Early on, we're very involved, talking on the phone several times a week with key people. We have our standing 90-minute call with our companies that eventually they graduate from, but we always remain in the growth bucket. People ask, "How involved are you going to be?" We'll be involved as much as we really need to be, but we don't want to get in your way. Oftentimes there's expertise in middle management who's been there 20 years; they'll forget more about the industry than we'll learn. We're self-aware and try not to walk in like we have all the answers. We say, "We have all the ingredients. We just need to put them together the right way."
**Audience question:** Is there a single favorite attribute you look for in CEOs?
**Chase:** Hiring for a CEO role for Decada is an interesting Venn diagram. We're looking for the talent, caliber, and gumption of someone who would just go do it on their own. That's hard. If someone has that level of experience and tenacity, they'll never come work for us. But there's a lot of really high-drive, high-ambition people who are very risk-averse. That tends to be the Venn diagram. Either if they didn't have three kids and a mortgage, they would go do this, or in five years from now, they will. They see Decada Group as a bit of an accelerant. The economics need to make sense, and the experience.

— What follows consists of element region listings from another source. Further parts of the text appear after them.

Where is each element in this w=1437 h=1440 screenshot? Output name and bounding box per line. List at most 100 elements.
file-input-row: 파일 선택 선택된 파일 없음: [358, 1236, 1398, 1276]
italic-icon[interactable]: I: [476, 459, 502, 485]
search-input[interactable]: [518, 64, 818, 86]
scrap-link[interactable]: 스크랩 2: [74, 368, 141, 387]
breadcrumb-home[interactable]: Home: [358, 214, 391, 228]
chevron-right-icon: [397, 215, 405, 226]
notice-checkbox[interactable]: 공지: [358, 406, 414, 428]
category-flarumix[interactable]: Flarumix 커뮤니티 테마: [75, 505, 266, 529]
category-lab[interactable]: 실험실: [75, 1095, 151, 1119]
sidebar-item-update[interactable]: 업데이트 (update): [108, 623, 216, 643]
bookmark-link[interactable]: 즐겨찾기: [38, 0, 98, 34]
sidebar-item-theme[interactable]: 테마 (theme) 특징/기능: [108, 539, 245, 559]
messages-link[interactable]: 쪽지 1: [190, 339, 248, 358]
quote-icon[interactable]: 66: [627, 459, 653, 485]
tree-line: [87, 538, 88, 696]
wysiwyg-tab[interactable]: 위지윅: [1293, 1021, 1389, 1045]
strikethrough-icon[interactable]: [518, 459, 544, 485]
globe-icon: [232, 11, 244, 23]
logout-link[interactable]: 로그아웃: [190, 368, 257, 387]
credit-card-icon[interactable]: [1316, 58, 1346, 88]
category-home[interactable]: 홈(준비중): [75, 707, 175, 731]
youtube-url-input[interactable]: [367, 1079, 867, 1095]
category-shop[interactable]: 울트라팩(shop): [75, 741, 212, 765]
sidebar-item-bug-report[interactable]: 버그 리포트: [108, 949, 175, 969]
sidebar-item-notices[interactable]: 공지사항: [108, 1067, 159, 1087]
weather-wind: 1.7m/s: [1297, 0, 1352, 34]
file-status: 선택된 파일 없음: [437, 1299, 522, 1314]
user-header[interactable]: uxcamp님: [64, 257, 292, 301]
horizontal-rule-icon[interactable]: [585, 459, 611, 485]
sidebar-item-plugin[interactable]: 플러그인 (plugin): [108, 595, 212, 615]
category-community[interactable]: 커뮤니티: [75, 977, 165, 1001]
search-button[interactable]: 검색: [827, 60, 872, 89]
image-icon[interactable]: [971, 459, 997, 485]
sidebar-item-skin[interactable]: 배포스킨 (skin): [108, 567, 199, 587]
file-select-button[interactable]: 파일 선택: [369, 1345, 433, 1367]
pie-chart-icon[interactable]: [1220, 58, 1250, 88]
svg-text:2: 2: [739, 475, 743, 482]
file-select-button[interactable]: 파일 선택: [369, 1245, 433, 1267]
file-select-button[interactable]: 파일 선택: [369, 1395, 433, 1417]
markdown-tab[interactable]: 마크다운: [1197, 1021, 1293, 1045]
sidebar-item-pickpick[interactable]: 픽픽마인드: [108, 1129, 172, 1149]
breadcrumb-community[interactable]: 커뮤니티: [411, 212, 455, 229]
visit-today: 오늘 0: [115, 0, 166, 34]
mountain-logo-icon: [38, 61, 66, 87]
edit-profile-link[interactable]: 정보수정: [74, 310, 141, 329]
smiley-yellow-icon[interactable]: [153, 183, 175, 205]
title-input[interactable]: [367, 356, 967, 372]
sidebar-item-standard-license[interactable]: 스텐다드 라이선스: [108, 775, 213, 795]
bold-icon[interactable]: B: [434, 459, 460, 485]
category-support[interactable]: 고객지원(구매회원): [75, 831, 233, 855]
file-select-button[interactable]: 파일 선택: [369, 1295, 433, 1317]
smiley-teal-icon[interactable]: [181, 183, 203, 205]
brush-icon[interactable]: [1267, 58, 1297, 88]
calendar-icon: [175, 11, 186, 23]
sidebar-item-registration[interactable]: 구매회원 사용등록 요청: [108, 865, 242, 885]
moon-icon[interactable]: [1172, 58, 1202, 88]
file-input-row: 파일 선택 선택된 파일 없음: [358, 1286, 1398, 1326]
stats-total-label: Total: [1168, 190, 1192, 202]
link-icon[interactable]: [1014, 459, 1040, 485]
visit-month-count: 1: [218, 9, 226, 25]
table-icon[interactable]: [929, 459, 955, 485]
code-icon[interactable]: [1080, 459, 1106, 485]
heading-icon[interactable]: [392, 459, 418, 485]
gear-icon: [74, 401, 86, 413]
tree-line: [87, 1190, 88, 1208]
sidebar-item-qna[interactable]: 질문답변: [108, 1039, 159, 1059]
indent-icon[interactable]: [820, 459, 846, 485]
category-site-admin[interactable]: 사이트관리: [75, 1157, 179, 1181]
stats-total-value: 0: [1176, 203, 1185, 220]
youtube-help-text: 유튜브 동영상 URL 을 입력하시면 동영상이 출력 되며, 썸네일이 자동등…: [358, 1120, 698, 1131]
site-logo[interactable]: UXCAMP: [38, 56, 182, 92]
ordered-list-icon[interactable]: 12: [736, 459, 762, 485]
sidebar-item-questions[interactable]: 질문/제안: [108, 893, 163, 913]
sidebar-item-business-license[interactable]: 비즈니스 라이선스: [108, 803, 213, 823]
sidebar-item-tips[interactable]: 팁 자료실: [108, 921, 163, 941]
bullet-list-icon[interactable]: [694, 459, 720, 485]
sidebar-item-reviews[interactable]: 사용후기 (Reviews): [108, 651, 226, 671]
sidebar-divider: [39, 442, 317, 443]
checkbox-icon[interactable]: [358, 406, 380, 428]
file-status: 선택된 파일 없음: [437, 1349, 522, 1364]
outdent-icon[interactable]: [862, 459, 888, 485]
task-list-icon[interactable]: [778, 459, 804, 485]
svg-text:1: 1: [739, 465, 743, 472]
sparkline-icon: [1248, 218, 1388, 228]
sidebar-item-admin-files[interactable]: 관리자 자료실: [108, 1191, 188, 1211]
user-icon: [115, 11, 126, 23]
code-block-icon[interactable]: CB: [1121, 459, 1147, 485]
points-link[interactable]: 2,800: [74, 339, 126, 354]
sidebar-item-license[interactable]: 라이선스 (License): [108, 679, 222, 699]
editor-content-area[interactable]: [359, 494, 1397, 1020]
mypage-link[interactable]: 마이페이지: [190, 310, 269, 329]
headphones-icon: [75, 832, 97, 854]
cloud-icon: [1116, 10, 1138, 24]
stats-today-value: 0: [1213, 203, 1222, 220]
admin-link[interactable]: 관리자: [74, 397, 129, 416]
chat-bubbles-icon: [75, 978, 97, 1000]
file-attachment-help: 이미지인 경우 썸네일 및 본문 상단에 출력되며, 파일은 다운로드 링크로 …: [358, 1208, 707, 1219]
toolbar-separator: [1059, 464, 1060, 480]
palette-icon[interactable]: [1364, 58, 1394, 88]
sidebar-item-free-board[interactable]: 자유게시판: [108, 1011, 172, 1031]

In terms of attributes, I've been shocked at how many great CEOs are so different from one another. It's less a personality thing. They always share really high humility, really high EQ. They're the chief communicator between Decada Group and the economic interest, and the group on the ground doing the commercial cleaning or the work. They can take really complex situations or high-emotion things and make them very simple. Our CEOs are very different people: ages, gender, personality, interests.
**Danny:** The analogy we use is we want someone entrepreneurial. Sometimes we get lucky and catch them right before they jump out of the airplane. That's a timing thing. In general, the way we talk about it is an ownership mentality. Our model doesn't work if we have to micromanage. Someone with an ownership mentality says, "These are the problems, and it doesn't matter whose problems they are. I'm the leader." That's the one commonality. We have a commercial roofing, glass siding business, guys building real things, and we have a childcare business. Those businesses take very different leaders. But the ownership mentality is common.
**Audience question (Madison):** What keeps you guys up at night?
**Danny:** I think the biggest moments of crisis are when CEOs depart suddenly. One of the benefits of the model we've been deliberate in building, our cash-to-debt-service coverage ratio is a 4.5. We're not levered to the gills. We don't do 90% debt. We don't have shareholders or LPs breathing down our necks. So it's a very internal thing. As we've grown, we've had to delegate a lot and put trust and authority behind the CEOs we hire. The biggest fear is losing a CEO we thought was good but isn't.
**Chase:** People is my answer, even though you said it couldn't be. One thing that has caused me angst: when we step into something, we very frequently are partnering with the existing founder-owner, and that partnership needs to be healthy. When that partnership is unhealthy, that keeps me up at night.